Ein "Battlefield" im "Krieg der Sterne"-Gewand

04.05.2015, 15:04 Uhr | Sönke Siemens (jr / tz), Medienagentur plassma

Star Wars Battlefront: Ein Battlefield im "Krieg der Sterne"-Gewand. Star Wars Battlefront Mehrspieler-Shooter von Electronic Arts für PC, PS4 und Xbox One (Quelle: Electronic Arts)

Star Wars Battlefront Mehrspieler-Shooter von Electronic Arts für PC, PS4 und Xbox One (Quelle: Electronic Arts)

Wenn es ein "Star Wars"-Videospiel gibt, dem Fans seit fast einem Jahrzehnt entgegenfiebern, dann wohl einem neuen Teil der auf Mehrspielergefechte fokussierten "Battlefront"-Saga. Auf der weltgrößten Zusammenkunft von "Krieg der Sterne"-Enthusiasten, der "Star Wars Celebration" im kalifornischen Anaheim, ließ Publisher Electronic Arts am 16. April 2015 nun endlich die Katze aus dem Sack: Zusammen mit Filmrechte-Inhaber Disney und "Battlefield"-Entwickler Dice zeigte man ausgewählten Pressevertretern die erste Pre-Alpha-Version eines "Battlefront"-Reboots, das sich bereits am 19. November 2015 auf PC, PS4 und Xbox One in den erdnahen Orbit katapultiert. T-Online Spiele war live dabei!

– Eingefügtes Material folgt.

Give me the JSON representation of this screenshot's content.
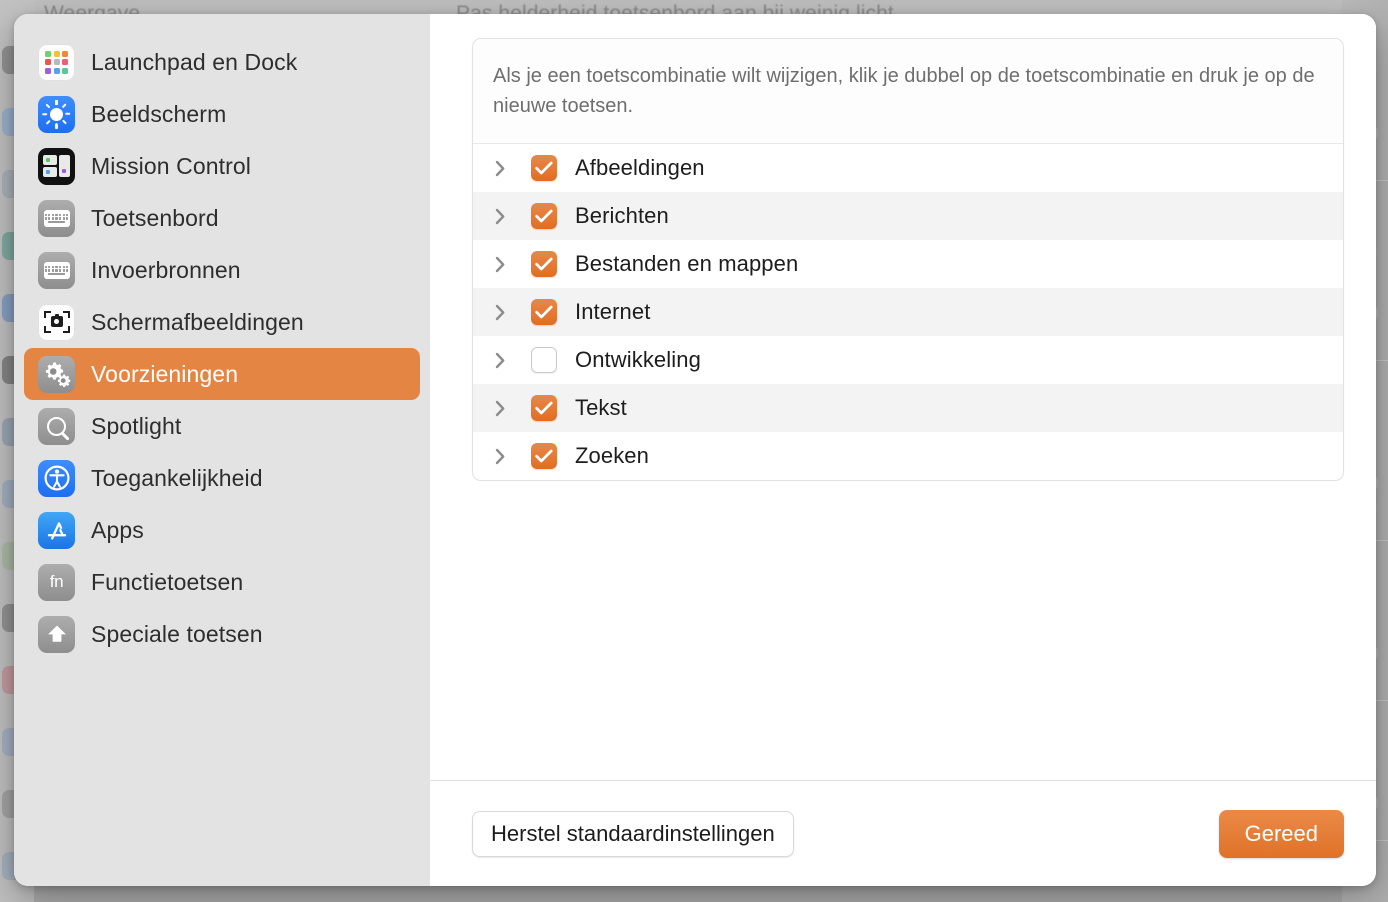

Soviel vorab: Obwohl die Demo gerade einmal sechs Minuten dauert und unzählige Fragen offen lässt, zeigt sie doch auf eindrucksvolle Weise, wohin die Reise geht.

Anschnallen und festhalten!

Das Spektakel beginnt auf dem Waldmond Endor. Also dort, wo das Galaktische Imperium in "Die Rückkehr der Jedi-Ritter" einen Schildgenerator errichtet, um den noch im Bau befindlichen zweiten Todesstern vor Angriffen zu schützen. Das Auge der virtuellen Kamera zoomt durch einen von saftig grünen Farnen und riesigen Mammutbäumen bewachsenen Wald. Sekunden später surren knatternde Speedbikes durchs Geäst, und ein wildes Feuergefecht zwischen Rebellen und imperialen Sturmtruppen entbrennt. Spannend, nicht nur für Kenner der Reihe: Auf Knopfdruck darf man jederzeit zwischen Ego- und Verfolgerperspektive wechseln.

40 Krieger müsst ihr sein

Doch das Infanterie-Scharmützel ist erst der Auftakt dieses brandneuen, für bis zu 40 Teilnehmer entworfenen Spielmodus namens "Walker Assault". Denn schon bald poltert ein neun Meter hoher Kampfläufer vom Typ AT-ST ins Bild und lichtet die Reihen der Widerstandskämpfer mit seinen Zwillings-Blasterkanonen. Zumindest solange, bis sich ihm ein mutiger Rebellenkrieger mit Jetpack entgegenstellt, ein gewagtes Ausweichmanöver einleitet und den zweibeinigen Störenfried schließlich mit einem platzierten Raketenwerfer-Projektil zu interplanetarem Sondermüll verarbeitet. Eine Wahnsinnshow - und eine grandiose Optik, die alle Anwesenden in Begeisterung versetzt.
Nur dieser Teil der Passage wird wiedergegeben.